İstanbul Esenyurt'ta sabah saatlerinde yapılan operasyonda CHP'li Belediye Başkanı Ahmet Özer gözaltına alındı. Daha sonra başsavcılıktan yapılan açıklamada "PKK/KCK silahlı terör örgütü üyeliği" iddiasıyla gözaltına alındığı ortaya çıktı. Siyaset gündemini belirleyen olay sosyal medyanın da en çok konuşulan konusu olurken Özer'in yazdığı bir kitaba dikkat çekildi.
KİTABIN ADI: DAĞ SANCISI
'Dağ Sancısı' isimli kitabın yazarı olan Ahmet Özer'in kitabı 'Dağa çıkan gerilla komutanına' ithaf ettiği belirtildi. Kitabın tanıtım bültenindeki ifadeler ise kısa sürede gündem oldu.
'Dağ Sancısı' kitabının gündem olan tanıtım bülteninde şu ifadelere yer verildiği ortaya çıktı;
Üç arkadaş, bir gece yarısı, İran hududunda, Pir Reşit Dağı'nın yamacına yaslanmış bir köyde çığlık çığlağa dünyaya geldiler. Birlikte derin vadilerde kuş ve yılan avlayarak, dağdan dağa at sürerek büyüdüler. Sonra zamanın ruhu herbirini bir yere savurdu.
Biri bir kıza âşık oldu, ata baba topraklarını arkasında bırakarak, onun peşinden gitti. Bu onulmaz zorlu yolculukta ölümle, zülümle, yoklukla ve açlıkla karşılaştı, büyük badireler atlattı, korkunç şeyler yaşadı. Diğeri bir kan davasına karışıp İstanbul'a kaçtı. İstanbul sadece onu değil takipteki kanlılarını da bir hamur gibi yoğurup değiştirdi, dönüştürdü. Üçüncüsü ise dağa çıktı, gerilla komutanı oldu.
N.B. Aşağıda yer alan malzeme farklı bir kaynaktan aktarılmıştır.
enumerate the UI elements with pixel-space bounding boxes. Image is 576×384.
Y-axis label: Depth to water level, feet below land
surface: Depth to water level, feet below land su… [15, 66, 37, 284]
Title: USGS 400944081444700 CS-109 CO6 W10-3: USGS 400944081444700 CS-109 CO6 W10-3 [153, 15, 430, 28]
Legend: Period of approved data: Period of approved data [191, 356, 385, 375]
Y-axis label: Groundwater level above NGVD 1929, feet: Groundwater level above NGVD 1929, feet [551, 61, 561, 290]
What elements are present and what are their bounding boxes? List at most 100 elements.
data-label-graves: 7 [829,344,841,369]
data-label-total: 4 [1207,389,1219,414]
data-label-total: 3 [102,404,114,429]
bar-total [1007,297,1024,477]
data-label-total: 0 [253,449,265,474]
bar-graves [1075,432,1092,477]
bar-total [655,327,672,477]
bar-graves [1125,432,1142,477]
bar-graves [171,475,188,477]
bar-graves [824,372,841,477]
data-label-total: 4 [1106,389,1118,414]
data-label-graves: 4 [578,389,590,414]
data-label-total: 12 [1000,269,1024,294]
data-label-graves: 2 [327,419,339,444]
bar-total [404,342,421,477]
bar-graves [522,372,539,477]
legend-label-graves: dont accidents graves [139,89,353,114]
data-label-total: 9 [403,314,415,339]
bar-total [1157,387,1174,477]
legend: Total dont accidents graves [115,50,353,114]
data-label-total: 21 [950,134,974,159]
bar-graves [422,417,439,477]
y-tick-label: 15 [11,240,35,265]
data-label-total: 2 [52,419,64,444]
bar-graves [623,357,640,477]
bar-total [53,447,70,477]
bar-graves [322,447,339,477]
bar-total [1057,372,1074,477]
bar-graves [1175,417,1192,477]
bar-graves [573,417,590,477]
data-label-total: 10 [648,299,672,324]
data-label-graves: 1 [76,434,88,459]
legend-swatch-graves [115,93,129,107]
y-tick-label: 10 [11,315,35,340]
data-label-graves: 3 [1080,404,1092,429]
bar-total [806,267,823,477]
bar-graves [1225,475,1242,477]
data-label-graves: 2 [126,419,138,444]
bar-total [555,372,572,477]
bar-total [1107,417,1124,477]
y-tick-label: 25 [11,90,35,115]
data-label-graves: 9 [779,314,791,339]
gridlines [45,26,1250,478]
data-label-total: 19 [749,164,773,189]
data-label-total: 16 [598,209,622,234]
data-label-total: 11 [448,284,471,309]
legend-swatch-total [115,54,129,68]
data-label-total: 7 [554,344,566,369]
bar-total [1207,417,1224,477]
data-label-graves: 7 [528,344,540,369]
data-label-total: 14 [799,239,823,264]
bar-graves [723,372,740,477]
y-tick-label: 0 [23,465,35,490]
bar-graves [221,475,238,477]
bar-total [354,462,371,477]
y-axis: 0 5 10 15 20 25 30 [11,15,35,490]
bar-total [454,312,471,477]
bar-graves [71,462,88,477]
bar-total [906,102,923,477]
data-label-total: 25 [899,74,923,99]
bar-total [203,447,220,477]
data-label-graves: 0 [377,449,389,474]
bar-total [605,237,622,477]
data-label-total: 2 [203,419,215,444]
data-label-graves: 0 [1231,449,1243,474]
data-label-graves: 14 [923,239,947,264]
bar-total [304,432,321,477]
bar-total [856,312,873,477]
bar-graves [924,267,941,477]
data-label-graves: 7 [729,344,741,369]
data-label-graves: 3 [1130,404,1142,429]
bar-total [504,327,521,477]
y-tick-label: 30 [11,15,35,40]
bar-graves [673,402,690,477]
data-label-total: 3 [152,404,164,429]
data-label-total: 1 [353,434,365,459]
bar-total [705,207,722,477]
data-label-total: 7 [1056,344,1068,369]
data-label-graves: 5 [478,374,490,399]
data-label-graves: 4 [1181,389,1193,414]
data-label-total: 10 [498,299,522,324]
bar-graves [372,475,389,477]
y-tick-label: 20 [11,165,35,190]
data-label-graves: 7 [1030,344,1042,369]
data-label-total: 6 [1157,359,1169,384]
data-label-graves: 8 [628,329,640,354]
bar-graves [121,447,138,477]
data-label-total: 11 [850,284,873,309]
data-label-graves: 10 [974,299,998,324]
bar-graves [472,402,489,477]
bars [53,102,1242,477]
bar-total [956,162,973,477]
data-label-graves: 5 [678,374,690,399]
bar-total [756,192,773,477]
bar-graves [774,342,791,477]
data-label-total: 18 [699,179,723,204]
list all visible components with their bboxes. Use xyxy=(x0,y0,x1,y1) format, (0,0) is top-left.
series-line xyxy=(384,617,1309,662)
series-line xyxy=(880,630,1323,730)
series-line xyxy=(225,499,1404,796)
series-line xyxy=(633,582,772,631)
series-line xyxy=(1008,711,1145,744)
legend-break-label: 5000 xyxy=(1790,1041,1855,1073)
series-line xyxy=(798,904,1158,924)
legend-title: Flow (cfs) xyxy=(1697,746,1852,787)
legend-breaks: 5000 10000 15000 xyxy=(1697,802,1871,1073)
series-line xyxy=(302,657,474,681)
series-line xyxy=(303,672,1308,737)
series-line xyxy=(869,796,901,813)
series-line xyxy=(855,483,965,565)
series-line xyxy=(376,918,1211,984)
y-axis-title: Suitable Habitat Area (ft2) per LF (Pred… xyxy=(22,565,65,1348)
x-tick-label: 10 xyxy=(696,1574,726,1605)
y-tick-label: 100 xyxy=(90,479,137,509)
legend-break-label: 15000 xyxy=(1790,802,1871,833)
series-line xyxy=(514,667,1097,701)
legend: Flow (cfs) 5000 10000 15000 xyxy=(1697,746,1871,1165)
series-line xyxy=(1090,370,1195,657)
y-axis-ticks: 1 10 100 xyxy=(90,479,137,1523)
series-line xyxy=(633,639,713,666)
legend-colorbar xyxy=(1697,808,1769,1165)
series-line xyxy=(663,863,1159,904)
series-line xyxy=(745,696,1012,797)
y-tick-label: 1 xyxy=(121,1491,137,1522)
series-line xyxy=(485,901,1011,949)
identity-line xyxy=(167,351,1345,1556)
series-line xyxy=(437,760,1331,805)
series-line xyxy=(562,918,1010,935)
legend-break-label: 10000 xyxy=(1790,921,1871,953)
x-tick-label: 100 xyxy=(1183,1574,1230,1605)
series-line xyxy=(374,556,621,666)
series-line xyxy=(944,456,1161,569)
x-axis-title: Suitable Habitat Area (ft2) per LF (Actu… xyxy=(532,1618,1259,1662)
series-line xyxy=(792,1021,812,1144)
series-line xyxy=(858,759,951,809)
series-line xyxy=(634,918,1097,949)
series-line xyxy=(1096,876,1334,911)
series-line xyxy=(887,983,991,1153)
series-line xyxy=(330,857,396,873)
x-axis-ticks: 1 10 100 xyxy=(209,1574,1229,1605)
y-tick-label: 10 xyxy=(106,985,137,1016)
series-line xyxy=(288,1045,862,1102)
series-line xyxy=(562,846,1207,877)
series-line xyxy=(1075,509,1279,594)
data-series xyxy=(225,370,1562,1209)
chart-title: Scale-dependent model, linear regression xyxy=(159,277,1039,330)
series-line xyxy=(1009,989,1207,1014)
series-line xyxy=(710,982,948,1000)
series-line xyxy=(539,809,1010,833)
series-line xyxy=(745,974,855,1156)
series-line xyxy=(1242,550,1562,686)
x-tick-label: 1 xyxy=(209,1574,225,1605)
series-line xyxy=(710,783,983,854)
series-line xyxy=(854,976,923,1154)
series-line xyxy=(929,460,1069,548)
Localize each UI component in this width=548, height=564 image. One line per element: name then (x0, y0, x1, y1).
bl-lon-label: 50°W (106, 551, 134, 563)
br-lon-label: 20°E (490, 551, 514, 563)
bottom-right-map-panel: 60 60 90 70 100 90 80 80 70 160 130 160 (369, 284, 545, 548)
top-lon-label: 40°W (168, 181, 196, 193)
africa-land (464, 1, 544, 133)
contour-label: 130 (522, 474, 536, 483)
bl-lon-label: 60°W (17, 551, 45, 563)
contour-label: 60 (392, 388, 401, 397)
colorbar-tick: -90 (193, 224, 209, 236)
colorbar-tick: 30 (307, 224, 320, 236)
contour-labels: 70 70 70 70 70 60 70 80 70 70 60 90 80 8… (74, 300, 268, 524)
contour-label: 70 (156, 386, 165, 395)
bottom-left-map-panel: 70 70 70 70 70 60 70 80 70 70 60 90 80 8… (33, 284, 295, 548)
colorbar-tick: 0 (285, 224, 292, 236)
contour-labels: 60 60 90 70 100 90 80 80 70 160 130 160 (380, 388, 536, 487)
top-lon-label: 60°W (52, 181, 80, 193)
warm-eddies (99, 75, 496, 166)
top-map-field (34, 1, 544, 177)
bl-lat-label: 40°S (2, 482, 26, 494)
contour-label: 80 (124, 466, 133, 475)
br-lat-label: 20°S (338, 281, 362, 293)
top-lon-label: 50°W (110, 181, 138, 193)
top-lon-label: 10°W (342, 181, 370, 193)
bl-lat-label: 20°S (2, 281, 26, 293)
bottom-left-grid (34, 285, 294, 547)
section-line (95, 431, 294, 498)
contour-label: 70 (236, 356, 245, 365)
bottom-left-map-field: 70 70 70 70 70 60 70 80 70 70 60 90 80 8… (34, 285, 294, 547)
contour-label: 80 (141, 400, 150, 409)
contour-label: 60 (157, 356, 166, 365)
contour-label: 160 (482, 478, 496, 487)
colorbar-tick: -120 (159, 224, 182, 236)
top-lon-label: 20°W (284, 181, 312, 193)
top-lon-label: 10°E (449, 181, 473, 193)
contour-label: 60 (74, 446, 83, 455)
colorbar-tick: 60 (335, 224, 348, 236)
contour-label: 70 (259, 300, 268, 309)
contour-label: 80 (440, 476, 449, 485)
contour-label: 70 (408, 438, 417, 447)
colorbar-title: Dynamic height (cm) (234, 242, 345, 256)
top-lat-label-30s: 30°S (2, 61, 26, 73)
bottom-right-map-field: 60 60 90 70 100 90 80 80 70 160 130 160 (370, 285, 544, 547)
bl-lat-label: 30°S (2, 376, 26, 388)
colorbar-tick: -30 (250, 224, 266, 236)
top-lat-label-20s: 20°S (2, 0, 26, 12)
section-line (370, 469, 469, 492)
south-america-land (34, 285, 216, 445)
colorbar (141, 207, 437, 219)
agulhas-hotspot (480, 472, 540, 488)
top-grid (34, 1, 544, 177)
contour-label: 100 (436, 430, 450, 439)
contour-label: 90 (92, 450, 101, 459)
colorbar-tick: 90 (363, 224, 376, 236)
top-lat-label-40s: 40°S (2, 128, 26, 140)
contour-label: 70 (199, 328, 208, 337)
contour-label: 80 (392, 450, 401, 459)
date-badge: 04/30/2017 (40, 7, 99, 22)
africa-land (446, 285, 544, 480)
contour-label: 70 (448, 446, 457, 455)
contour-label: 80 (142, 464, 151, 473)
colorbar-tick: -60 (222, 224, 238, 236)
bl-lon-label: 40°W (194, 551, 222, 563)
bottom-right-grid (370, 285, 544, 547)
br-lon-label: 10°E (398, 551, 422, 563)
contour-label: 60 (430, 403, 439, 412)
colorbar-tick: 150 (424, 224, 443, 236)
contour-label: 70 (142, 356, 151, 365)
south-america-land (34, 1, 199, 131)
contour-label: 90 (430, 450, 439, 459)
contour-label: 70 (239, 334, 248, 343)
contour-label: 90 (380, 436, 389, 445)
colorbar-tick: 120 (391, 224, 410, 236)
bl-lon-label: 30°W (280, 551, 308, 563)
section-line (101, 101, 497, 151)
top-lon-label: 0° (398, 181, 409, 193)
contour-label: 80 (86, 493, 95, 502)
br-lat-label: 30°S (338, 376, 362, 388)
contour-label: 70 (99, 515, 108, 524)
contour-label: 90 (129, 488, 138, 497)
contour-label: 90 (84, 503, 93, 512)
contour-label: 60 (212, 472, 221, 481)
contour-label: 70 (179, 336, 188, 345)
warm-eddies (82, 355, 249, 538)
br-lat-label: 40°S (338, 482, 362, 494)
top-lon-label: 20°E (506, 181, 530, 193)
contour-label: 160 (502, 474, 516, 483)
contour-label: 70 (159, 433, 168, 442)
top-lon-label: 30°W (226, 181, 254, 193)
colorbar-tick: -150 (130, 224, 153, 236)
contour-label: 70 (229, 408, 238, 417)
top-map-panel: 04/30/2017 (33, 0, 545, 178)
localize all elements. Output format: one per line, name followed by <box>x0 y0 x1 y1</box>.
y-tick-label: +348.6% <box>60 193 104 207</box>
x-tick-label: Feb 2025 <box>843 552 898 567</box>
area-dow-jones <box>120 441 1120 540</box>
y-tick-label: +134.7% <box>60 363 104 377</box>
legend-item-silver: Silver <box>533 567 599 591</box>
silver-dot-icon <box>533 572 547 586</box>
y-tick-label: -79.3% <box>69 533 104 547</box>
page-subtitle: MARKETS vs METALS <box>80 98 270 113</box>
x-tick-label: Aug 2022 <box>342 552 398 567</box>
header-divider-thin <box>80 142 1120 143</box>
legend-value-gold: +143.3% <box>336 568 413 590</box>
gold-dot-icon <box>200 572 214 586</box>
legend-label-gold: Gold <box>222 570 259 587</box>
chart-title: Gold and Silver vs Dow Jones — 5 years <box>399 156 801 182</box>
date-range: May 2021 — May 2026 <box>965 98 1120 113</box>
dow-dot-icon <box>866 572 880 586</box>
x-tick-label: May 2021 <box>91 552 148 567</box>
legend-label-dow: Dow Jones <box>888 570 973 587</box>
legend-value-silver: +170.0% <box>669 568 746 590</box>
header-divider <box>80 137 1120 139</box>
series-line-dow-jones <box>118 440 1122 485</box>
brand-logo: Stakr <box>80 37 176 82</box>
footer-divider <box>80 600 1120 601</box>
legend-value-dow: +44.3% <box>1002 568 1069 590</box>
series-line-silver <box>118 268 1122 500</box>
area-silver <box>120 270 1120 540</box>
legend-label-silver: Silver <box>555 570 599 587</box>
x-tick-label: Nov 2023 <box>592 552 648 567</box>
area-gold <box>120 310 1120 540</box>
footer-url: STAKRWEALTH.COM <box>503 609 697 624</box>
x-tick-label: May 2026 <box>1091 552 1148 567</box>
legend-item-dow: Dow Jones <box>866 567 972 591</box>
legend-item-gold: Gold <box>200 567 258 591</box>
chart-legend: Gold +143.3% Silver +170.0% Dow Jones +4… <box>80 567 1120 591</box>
Sonra bu üç arkadaş doğdukları topraklara geri dönüş yaptı. Bu roman bu üç arkadaşın gidiş ve dönüş yolculuklarının hikâyesidir. Bunları anlatırken Türkiyenin içinden geçtiği geçiş sürecine de bir ayna tutuyor. O yüzden okurken herkes kendinden bir şeyler bulacaktır.